The location of our boys’ grandparents’ (holiday) homes – Devon, West Midlands and Lake District – means that we’ve done our fair share of middle-to-long distance car journeys with them at various ages. Before kids, we used to catch the train down to Devon, but as the route means two (overground) trains as well as hopping on the tube across London, we haven’t fancied that with a baby, toddler, or baby and toddler, plus all the paraphernalia that travels with them for a week away. Cross-country (i.e. not through London) train services to the Midlands aren’t something we enjoyed even without kids. And for the Lakes, it’s handy to have our own car for getting around once we’re up there
The first time we attempted the Midlands trip – which takes about 1 hour 45 minutes in good traffic – with each baby, they were 2-3 months old. As they were still quite unpredictable with feeding and sleeping, we couldn’t really tell when was the best time of day to travel from their point of view, so we just went for it and ended up stopping for a feeding break or two, even though we’d normally do this distance in one run.
For about the first 6 months or so, neither of them liked being in a car seat for very long awake, so we took it in turns to sit in the back and try to keep them calm and reassure them. Joel didn’t seem as distressed as Andrew did at the same age, probably because he had his big brother in the back with him too, pulling silly faces and chucking toys at him! If you have to drive alone with a rear-facing baby in the back, a mirror attached to the back seat’s headrest means they can see your face reflected in your rear-view mirror.
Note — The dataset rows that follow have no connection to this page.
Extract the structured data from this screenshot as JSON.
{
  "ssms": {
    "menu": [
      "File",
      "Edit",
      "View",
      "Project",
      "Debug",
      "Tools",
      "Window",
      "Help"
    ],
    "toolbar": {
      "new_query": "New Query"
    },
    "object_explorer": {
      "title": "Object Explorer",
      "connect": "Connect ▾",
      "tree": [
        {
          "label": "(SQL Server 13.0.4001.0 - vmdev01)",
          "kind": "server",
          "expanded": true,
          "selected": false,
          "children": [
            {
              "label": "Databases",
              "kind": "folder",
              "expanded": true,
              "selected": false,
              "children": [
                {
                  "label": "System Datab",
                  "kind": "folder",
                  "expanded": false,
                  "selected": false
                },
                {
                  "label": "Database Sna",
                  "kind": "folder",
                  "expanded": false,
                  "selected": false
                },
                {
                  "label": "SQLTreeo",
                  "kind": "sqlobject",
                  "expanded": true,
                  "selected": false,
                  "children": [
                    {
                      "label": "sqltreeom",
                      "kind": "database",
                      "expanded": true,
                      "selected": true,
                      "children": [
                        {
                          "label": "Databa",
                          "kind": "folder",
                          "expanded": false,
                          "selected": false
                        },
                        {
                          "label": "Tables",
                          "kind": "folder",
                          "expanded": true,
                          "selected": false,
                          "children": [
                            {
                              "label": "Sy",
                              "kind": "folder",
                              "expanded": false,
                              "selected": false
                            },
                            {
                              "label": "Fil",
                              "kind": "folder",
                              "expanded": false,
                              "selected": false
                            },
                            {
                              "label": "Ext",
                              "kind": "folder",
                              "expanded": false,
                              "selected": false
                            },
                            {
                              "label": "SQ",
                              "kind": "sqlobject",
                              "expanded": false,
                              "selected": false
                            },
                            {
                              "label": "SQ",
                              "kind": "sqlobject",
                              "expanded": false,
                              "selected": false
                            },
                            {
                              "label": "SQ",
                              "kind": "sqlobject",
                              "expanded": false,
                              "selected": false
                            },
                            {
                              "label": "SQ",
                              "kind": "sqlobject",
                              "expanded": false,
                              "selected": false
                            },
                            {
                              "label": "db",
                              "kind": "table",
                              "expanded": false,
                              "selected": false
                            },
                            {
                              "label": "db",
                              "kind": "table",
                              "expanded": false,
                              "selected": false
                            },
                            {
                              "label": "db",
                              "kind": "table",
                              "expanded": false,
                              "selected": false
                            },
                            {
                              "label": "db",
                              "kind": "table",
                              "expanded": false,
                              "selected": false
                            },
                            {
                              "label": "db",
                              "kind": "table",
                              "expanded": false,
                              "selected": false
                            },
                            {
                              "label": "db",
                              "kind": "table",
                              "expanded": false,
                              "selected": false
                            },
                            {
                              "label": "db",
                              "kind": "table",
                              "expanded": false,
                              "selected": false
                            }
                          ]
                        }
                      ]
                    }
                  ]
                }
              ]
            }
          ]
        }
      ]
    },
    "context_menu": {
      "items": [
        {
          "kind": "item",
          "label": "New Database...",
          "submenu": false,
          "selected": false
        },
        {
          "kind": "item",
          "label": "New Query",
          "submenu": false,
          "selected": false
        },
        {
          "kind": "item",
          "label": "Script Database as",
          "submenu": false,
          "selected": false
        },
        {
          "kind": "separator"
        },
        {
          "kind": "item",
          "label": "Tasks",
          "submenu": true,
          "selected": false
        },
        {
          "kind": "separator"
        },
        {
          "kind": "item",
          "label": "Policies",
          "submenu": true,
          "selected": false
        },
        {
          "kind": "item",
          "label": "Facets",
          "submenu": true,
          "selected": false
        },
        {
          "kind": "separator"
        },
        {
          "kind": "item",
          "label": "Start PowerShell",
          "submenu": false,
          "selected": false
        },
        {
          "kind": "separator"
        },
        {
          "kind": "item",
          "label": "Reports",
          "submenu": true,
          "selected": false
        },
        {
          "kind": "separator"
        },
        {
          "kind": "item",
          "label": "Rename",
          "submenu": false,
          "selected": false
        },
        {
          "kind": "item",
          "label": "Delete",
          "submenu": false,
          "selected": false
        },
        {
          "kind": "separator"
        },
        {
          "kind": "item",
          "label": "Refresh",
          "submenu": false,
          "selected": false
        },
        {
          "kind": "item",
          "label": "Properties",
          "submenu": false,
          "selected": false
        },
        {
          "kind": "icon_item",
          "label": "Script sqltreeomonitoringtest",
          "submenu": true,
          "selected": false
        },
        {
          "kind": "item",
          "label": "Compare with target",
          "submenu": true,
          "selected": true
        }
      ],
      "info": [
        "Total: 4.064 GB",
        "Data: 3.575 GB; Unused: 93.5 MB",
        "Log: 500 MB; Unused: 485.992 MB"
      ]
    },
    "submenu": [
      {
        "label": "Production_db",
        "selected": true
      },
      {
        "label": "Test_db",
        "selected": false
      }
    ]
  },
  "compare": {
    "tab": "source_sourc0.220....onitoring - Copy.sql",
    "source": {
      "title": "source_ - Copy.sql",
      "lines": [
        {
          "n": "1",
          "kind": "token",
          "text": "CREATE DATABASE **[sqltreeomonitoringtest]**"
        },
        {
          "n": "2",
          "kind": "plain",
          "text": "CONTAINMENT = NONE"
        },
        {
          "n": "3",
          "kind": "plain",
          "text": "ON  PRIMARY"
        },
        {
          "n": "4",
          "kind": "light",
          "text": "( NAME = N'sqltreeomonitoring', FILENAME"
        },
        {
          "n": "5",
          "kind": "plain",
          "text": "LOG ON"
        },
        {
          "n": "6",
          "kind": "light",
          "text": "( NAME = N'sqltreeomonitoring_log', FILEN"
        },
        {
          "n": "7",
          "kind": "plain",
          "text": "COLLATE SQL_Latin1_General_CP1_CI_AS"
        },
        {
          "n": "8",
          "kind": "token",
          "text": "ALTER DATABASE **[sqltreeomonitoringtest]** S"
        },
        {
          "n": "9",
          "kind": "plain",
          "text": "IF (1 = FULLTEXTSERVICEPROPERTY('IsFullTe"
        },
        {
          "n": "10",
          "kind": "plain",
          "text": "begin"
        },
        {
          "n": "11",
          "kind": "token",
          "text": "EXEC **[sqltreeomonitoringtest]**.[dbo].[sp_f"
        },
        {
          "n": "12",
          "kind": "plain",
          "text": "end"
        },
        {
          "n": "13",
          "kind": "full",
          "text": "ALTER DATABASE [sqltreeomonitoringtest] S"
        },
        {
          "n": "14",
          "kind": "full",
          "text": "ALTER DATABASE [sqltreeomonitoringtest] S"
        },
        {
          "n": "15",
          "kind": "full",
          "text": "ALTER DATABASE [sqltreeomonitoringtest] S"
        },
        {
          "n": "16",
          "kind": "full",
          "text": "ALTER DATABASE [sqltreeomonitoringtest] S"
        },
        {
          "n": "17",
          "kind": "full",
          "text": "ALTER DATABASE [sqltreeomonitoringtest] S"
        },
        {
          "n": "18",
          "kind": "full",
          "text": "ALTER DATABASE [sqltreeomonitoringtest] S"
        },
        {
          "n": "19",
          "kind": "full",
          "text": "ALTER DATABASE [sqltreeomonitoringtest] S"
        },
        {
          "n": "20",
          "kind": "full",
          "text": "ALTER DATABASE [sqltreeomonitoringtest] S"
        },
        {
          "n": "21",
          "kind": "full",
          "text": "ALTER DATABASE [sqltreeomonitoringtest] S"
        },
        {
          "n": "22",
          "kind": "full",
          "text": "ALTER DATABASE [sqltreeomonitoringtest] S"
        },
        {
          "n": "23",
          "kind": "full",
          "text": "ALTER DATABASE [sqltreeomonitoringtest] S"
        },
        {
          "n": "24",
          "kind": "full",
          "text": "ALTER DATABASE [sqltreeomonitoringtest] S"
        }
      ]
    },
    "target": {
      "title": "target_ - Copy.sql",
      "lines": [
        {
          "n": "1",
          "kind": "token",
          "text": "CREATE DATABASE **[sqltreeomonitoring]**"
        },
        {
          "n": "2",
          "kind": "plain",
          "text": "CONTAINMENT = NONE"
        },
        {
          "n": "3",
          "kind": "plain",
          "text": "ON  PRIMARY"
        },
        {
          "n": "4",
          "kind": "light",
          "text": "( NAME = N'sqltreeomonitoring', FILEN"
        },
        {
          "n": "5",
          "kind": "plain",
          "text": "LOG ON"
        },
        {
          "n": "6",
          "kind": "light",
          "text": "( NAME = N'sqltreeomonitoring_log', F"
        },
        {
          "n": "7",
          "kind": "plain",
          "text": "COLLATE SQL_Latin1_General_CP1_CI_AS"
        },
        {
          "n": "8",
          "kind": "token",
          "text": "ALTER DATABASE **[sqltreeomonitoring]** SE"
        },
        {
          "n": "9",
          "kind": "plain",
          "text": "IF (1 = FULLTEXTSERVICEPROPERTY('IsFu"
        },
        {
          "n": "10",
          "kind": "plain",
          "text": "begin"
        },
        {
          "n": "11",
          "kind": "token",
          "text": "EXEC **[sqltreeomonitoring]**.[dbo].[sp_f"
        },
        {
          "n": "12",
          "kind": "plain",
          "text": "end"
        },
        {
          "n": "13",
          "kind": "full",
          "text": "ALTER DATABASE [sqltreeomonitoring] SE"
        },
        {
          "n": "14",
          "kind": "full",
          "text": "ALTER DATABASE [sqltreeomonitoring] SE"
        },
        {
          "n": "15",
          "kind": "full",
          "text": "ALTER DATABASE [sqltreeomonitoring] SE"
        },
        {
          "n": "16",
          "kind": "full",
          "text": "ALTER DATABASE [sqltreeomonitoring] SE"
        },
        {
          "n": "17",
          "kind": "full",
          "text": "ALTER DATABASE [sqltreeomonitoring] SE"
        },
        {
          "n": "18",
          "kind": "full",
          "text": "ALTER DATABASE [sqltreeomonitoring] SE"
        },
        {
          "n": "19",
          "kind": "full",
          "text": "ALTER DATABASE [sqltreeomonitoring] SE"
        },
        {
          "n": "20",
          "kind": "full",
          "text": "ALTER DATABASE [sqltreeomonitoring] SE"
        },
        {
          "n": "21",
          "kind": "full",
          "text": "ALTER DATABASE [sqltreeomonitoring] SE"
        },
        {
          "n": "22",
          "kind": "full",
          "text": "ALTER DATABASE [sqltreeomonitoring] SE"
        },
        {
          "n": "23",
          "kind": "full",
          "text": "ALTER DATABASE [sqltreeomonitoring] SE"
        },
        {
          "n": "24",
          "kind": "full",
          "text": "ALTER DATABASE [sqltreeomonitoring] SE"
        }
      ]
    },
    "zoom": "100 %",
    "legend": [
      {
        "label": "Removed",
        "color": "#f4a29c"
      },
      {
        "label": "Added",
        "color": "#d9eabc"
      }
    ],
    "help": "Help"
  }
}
As they got older, we would usually time our journey for when they would normally nap or sleep (early afternoon or evening), since they both started to sleep well in the car, though Andrew is less likely to drop off now that he’s just turned 3. But neither of them have slept for the entire journey to Devon or the Lakes – about 6-7 hours with a couple of breaks in good traffic.
So what to do during awake time? As babies, toys attached to the car seat were handy, so when they inevitably got thrown out, whoever was sitting in the back could easily retrieve them. It’s also amazing how long games like ‘peekaboo’ and ‘pulling silly faces’ can entertain a bored baby in a car.
One of our best buys since having kids has been our in-car DVD player for long journeys from around the age of 1. It attaches to the back of the driver’s/front passenger’s headrest for back passengers to view, or on the back seat’s headrest if baby/toddler is still rear facing. I have also heard of iPads/tablets (which we don’t have) and a car headrest holder (available to buy online) serving the same purpose. The novelty of a new (to us) DVD or one not watched for a while has worked wonders at entertaining them in the car. Of course music CDs go down well too.
So far Andrew seems to be fine at reading on the go (something which makes me car sick), so a new magazine does the trick of amusing him for a good hour or so. We’ve also just got into playing the simple game of ‘spot the [insert colour] car [or other common/rare vehicle]’, particularly in slower moving traffic, and this encourages him to look out of the window and take in our surroundings. As much as we don’t like being stuck in traffic, watching out for emergency vehicles if there has been an accident is very exciting for a vehicle-obsessed toddler.
As they get older, I’m looking forward to playing more games, some of which we used to play as children on long car journeys, for example ‘I spy’ or making words with the letters on registration plates, and some of which I have discovered from friends or the book Are we there yet? by Jo Pink. One friend of my parents, who has two girls a few years older than Andrew, takes an Argos catalogue for each daughter on long car journeys: she sets the girls ‘tasks’ from the catalogue, for example they have to find the cheapest set of saucepans or the most expensive television, or they have to plan their dream bedroom or toy collection and add up how much it would all cost (if they were ever lucky enough to get it!) Apparently this keeps them amused for hours, and it’s totally free!
Expect the unexpected
Apart from thinking about entertainment, it’s important to plan food, drink and other supplies when driving with little ones. We always take more than we think we’ll need, in case of hold ups, and a substantial packed lunch and other snacks mean we can eat and drink if stationary rather than having to wait to pull in at the next services. When travelling in winter we pack coats and sturdy shoes so they are easy to get at if we need to stop or were to break down. And in (warm) summer we take plenty of drinks. On that note, the potty is also handy to have close at hand
I can’t say that I’ve enjoyed every single moment of car journeys with the boys, but we’ve certainly learned how to make the most of them and try to avoid pitfalls.